Have you ever wanted to work with maps, but didn't know where to start? This talk will focus on feature engineering for a real-world project: pulling maps from OpenStreetMap, creating road segments, and adding features from other data sources. The features are used by Insight Lane, building tools for traffic departments and advocacy groups to better understand traffic crash risk.
How do you work with map data? Where do you get maps? What counts as a meaningful feature? How do you combine different maps?
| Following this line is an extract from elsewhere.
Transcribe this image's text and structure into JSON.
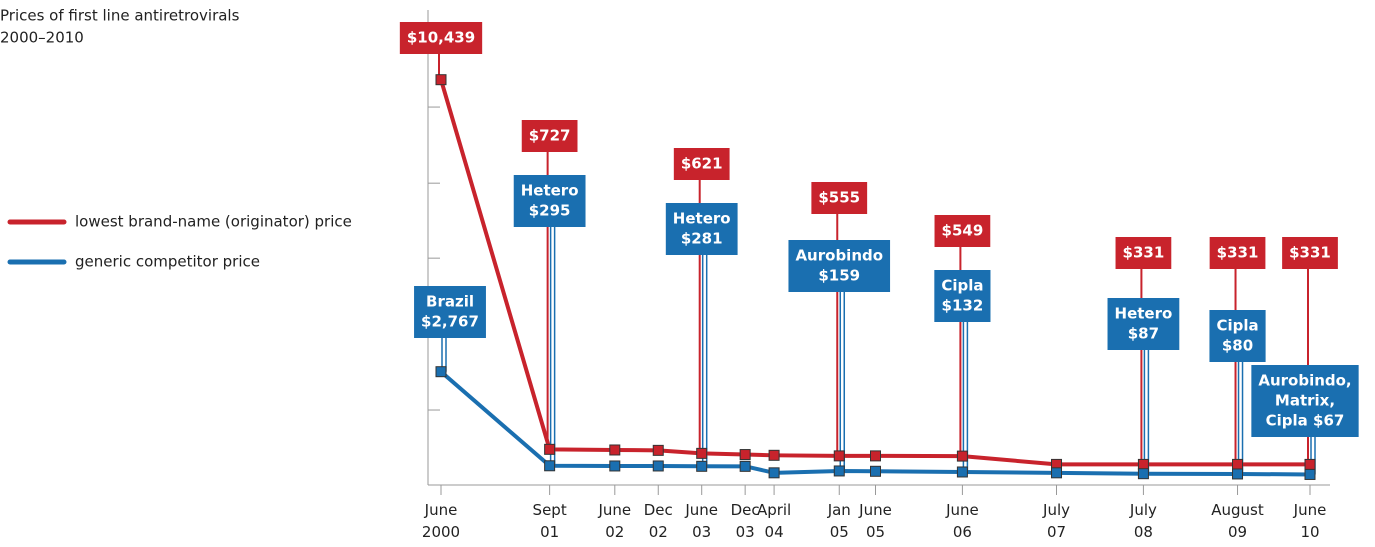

These are some of the problems we faced when building Insight Lane, an open source volunteer-run civic good project with Data for Democracy that helps cities and advocacy groups better understand traffic crash risk on their roads.
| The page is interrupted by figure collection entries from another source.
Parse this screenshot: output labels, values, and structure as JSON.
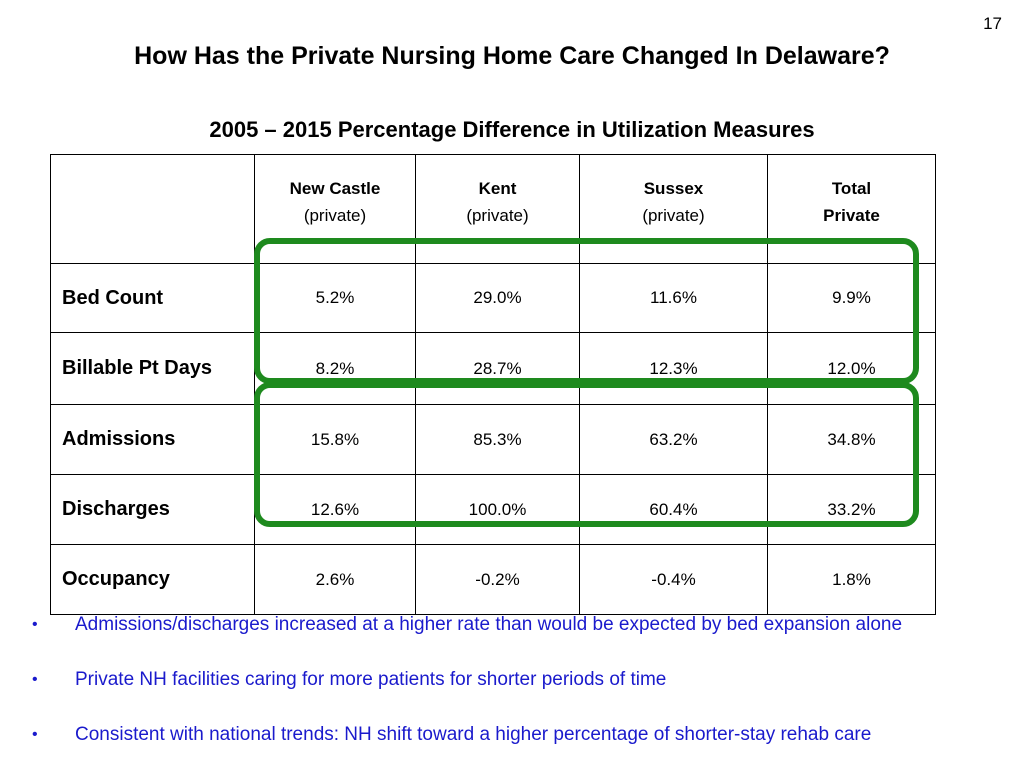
{
  "slide": {
    "number": "17",
    "title": "How Has the Private Nursing Home Care Changed In Delaware?",
    "subtitle": "2005 – 2015 Percentage Difference in Utilization Measures"
  },
  "table": {
    "columns": [
      {
        "name": "New Castle",
        "sub": "(private)"
      },
      {
        "name": "Kent",
        "sub": "(private)"
      },
      {
        "name": "Sussex",
        "sub": "(private)"
      },
      {
        "name": "Total",
        "sub": "Private"
      }
    ],
    "rows": [
      {
        "label": "Bed Count",
        "values": [
          "5.2%",
          "29.0%",
          "11.6%",
          "9.9%"
        ]
      },
      {
        "label": "Billable Pt Days",
        "values": [
          "8.2%",
          "28.7%",
          "12.3%",
          "12.0%"
        ]
      },
      {
        "label": "Admissions",
        "values": [
          "15.8%",
          "85.3%",
          "63.2%",
          "34.8%"
        ]
      },
      {
        "label": "Discharges",
        "values": [
          "12.6%",
          "100.0%",
          "60.4%",
          "33.2%"
        ]
      },
      {
        "label": "Occupancy",
        "values": [
          "2.6%",
          "-0.2%",
          "-0.4%",
          "1.8%"
        ]
      }
    ]
  },
  "highlight_color": "#1e8a1e",
  "bullet_color": "#1a1acc",
  "bullets": [
    "Admissions/discharges increased at a higher rate than would be expected by bed expansion alone",
    "Private NH facilities caring for more patients for shorter periods of time",
    "Consistent with national trends: NH shift toward a higher percentage of shorter-stay rehab care"
  ]
}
Insight Lane can take any city’s geocoded crash data and using OpenStreetMaps and other city-specific data sources, build a machine learning model to predict risk of crashes on road segments. You can see the output of the model for select cities at insightlane.org.
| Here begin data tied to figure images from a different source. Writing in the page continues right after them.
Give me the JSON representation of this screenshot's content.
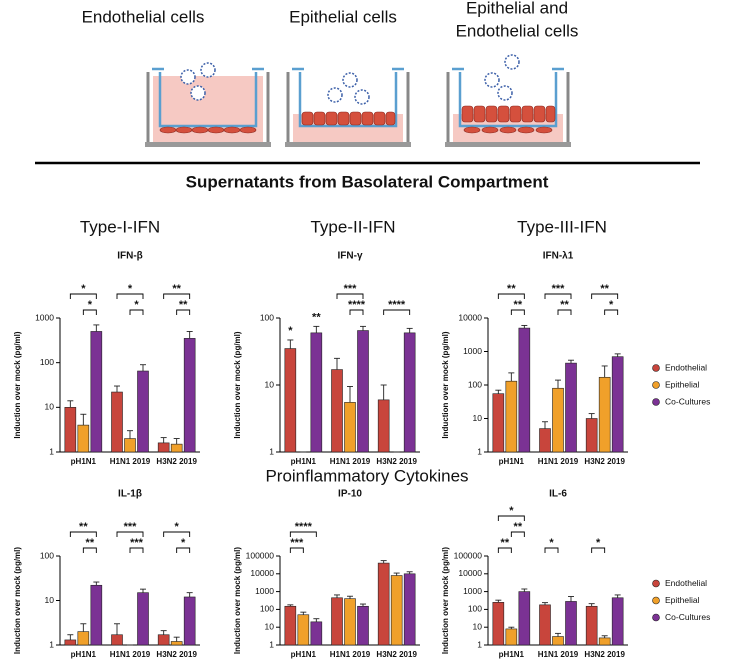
{
  "figure": {
    "cell_labels": [
      {
        "lines": [
          "Endothelial cells"
        ],
        "color": "#c8453c"
      },
      {
        "lines": [
          "Epithelial cells"
        ],
        "color": "#e8961e"
      },
      {
        "lines": [
          "Epithelial and",
          "Endothelial cells"
        ],
        "color": "#7a2f8f"
      }
    ],
    "section_title": "Supernatants from Basolateral Compartment",
    "column_titles": [
      "Type-I-IFN",
      "Type-II-IFN",
      "Type-III-IFN"
    ],
    "row_title": "Proinflammatory Cytokines"
  },
  "chart_data": [
    {
      "type": "bar",
      "title": "IFN-β",
      "y_label": "Induction over mock (pg/ml)",
      "log_scale": true,
      "ylim": [
        1,
        1000
      ],
      "yticks": [
        1,
        10,
        100,
        1000
      ],
      "categories": [
        "pH1N1",
        "H1N1 2019",
        "H3N2 2019"
      ],
      "series": [
        {
          "color": "#c8453c",
          "values": [
            10,
            22,
            1.6
          ],
          "errors": [
            4,
            8,
            0.5
          ]
        },
        {
          "color": "#f0a02a",
          "values": [
            4,
            2,
            1.5
          ],
          "errors": [
            3,
            1,
            0.5
          ]
        },
        {
          "color": "#7b3294",
          "values": [
            500,
            65,
            350
          ],
          "errors": [
            200,
            25,
            150
          ]
        }
      ],
      "annotations": [
        {
          "category": 0,
          "from": 1,
          "to": 2,
          "label": "*"
        },
        {
          "category": 0,
          "from": 0,
          "to": 2,
          "label": "*"
        },
        {
          "category": 1,
          "from": 1,
          "to": 2,
          "label": "*"
        },
        {
          "category": 1,
          "from": 0,
          "to": 2,
          "label": "*"
        },
        {
          "category": 2,
          "from": 1,
          "to": 2,
          "label": "**"
        },
        {
          "category": 2,
          "from": 0,
          "to": 2,
          "label": "**"
        }
      ]
    },
    {
      "type": "bar",
      "title": "IFN-γ",
      "y_label": "Induction over mock (pg/ml)",
      "log_scale": true,
      "ylim": [
        1,
        100
      ],
      "yticks": [
        1,
        10,
        100
      ],
      "categories": [
        "pH1N1",
        "H1N1 2019",
        "H3N2 2019"
      ],
      "series": [
        {
          "color": "#c8453c",
          "values": [
            35,
            17,
            6
          ],
          "errors": [
            12,
            8,
            4
          ]
        },
        {
          "color": "#f0a02a",
          "values": [
            1,
            5.5,
            1
          ],
          "errors": [
            0,
            4,
            0
          ]
        },
        {
          "color": "#7b3294",
          "values": [
            60,
            65,
            60
          ],
          "errors": [
            15,
            10,
            10
          ]
        }
      ],
      "annotations": [
        {
          "category": 0,
          "series": 0,
          "label": "*"
        },
        {
          "category": 0,
          "series": 2,
          "label": "**"
        },
        {
          "category": 1,
          "from": 1,
          "to": 2,
          "label": "****"
        },
        {
          "category": 1,
          "from": 0,
          "to": 2,
          "label": "***"
        },
        {
          "category": 2,
          "from": 0,
          "to": 2,
          "label": "****"
        }
      ]
    },
    {
      "type": "bar",
      "title": "IFN-λ1",
      "y_label": "Induction over mock (pg/ml)",
      "log_scale": true,
      "ylim": [
        1,
        10000
      ],
      "yticks": [
        1,
        10,
        100,
        1000,
        10000
      ],
      "legend": "right",
      "categories": [
        "pH1N1",
        "H1N1 2019",
        "H3N2 2019"
      ],
      "series": [
        {
          "name": "Endothelial",
          "color": "#c8453c",
          "values": [
            55,
            5,
            10
          ],
          "errors": [
            15,
            3,
            4
          ]
        },
        {
          "name": "Epithelial",
          "color": "#f0a02a",
          "values": [
            130,
            80,
            170
          ],
          "errors": [
            100,
            60,
            200
          ]
        },
        {
          "name": "Co-Cultures",
          "color": "#7b3294",
          "values": [
            5000,
            450,
            700
          ],
          "errors": [
            1000,
            100,
            150
          ]
        }
      ],
      "annotations": [
        {
          "category": 0,
          "from": 1,
          "to": 2,
          "label": "**"
        },
        {
          "category": 0,
          "from": 0,
          "to": 2,
          "label": "**"
        },
        {
          "category": 1,
          "from": 1,
          "to": 2,
          "label": "**"
        },
        {
          "category": 1,
          "from": 0,
          "to": 2,
          "label": "***"
        },
        {
          "category": 2,
          "from": 1,
          "to": 2,
          "label": "*"
        },
        {
          "category": 2,
          "from": 0,
          "to": 2,
          "label": "**"
        }
      ]
    },
    {
      "type": "bar",
      "title": "IL-1β",
      "y_label": "Induction over mock (pg/ml)",
      "log_scale": true,
      "ylim": [
        1,
        100
      ],
      "yticks": [
        1,
        10,
        100
      ],
      "categories": [
        "pH1N1",
        "H1N1 2019",
        "H3N2 2019"
      ],
      "series": [
        {
          "color": "#c8453c",
          "values": [
            1.3,
            1.7,
            1.7
          ],
          "errors": [
            0.4,
            1.3,
            0.4
          ]
        },
        {
          "color": "#f0a02a",
          "values": [
            2,
            1,
            1.2
          ],
          "errors": [
            1,
            0,
            0.3
          ]
        },
        {
          "color": "#7b3294",
          "values": [
            22,
            15,
            12
          ],
          "errors": [
            4,
            3,
            3
          ]
        }
      ],
      "annotations": [
        {
          "category": 0,
          "from": 1,
          "to": 2,
          "label": "**"
        },
        {
          "category": 0,
          "from": 0,
          "to": 2,
          "label": "**"
        },
        {
          "category": 1,
          "from": 1,
          "to": 2,
          "label": "***"
        },
        {
          "category": 1,
          "from": 0,
          "to": 2,
          "label": "***"
        },
        {
          "category": 2,
          "from": 1,
          "to": 2,
          "label": "*"
        },
        {
          "category": 2,
          "from": 0,
          "to": 2,
          "label": "*"
        }
      ]
    },
    {
      "type": "bar",
      "title": "IP-10",
      "y_label": "Induction over mock (pg/ml)",
      "log_scale": true,
      "ylim": [
        1,
        100000
      ],
      "yticks": [
        1,
        10,
        100,
        1000,
        10000,
        100000
      ],
      "categories": [
        "pH1N1",
        "H1N1 2019",
        "H3N2 2019"
      ],
      "series": [
        {
          "color": "#c8453c",
          "values": [
            150,
            450,
            40000
          ],
          "errors": [
            30,
            200,
            15000
          ]
        },
        {
          "color": "#f0a02a",
          "values": [
            50,
            400,
            8000
          ],
          "errors": [
            20,
            150,
            3000
          ]
        },
        {
          "color": "#7b3294",
          "values": [
            20,
            150,
            10000
          ],
          "errors": [
            10,
            50,
            3000
          ]
        }
      ],
      "annotations": [
        {
          "category": 0,
          "from": 0,
          "to": 1,
          "label": "***"
        },
        {
          "category": 0,
          "from": 0,
          "to": 2,
          "label": "****"
        }
      ]
    },
    {
      "type": "bar",
      "title": "IL-6",
      "y_label": "Induction over mock (pg/ml)",
      "log_scale": true,
      "ylim": [
        1,
        100000
      ],
      "yticks": [
        1,
        10,
        100,
        1000,
        10000,
        100000
      ],
      "legend": "right",
      "categories": [
        "pH1N1",
        "H1N1 2019",
        "H3N2 2019"
      ],
      "series": [
        {
          "name": "Endothelial",
          "color": "#c8453c",
          "values": [
            250,
            180,
            150
          ],
          "errors": [
            80,
            60,
            60
          ]
        },
        {
          "name": "Epithelial",
          "color": "#f0a02a",
          "values": [
            8,
            3,
            2.5
          ],
          "errors": [
            2,
            1.5,
            0.8
          ]
        },
        {
          "name": "Co-Cultures",
          "color": "#7b3294",
          "values": [
            1000,
            280,
            450
          ],
          "errors": [
            400,
            250,
            200
          ]
        }
      ],
      "annotations": [
        {
          "category": 0,
          "from": 0,
          "to": 1,
          "label": "**"
        },
        {
          "category": 0,
          "from": 1,
          "to": 2,
          "label": "**"
        },
        {
          "category": 0,
          "from": 0,
          "to": 2,
          "label": "*"
        },
        {
          "category": 1,
          "from": 0,
          "to": 1,
          "label": "*"
        },
        {
          "category": 2,
          "from": 0,
          "to": 1,
          "label": "*"
        }
      ]
    }
  ]
}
In this presentation, I will focus on the feature generation step of our pipeline. I will discuss how we process the city maps from OpenStreetMap, how we split roads into segments, and how we include features from city-specific maps and other data sources in our resulting maps. You will see examples using the osmnx, shapely, and pyproj libraries. I will conclude by discussing some interesting features, limitations in the data cities generally make publicly available, and concerns around equity in looking at this sort of data.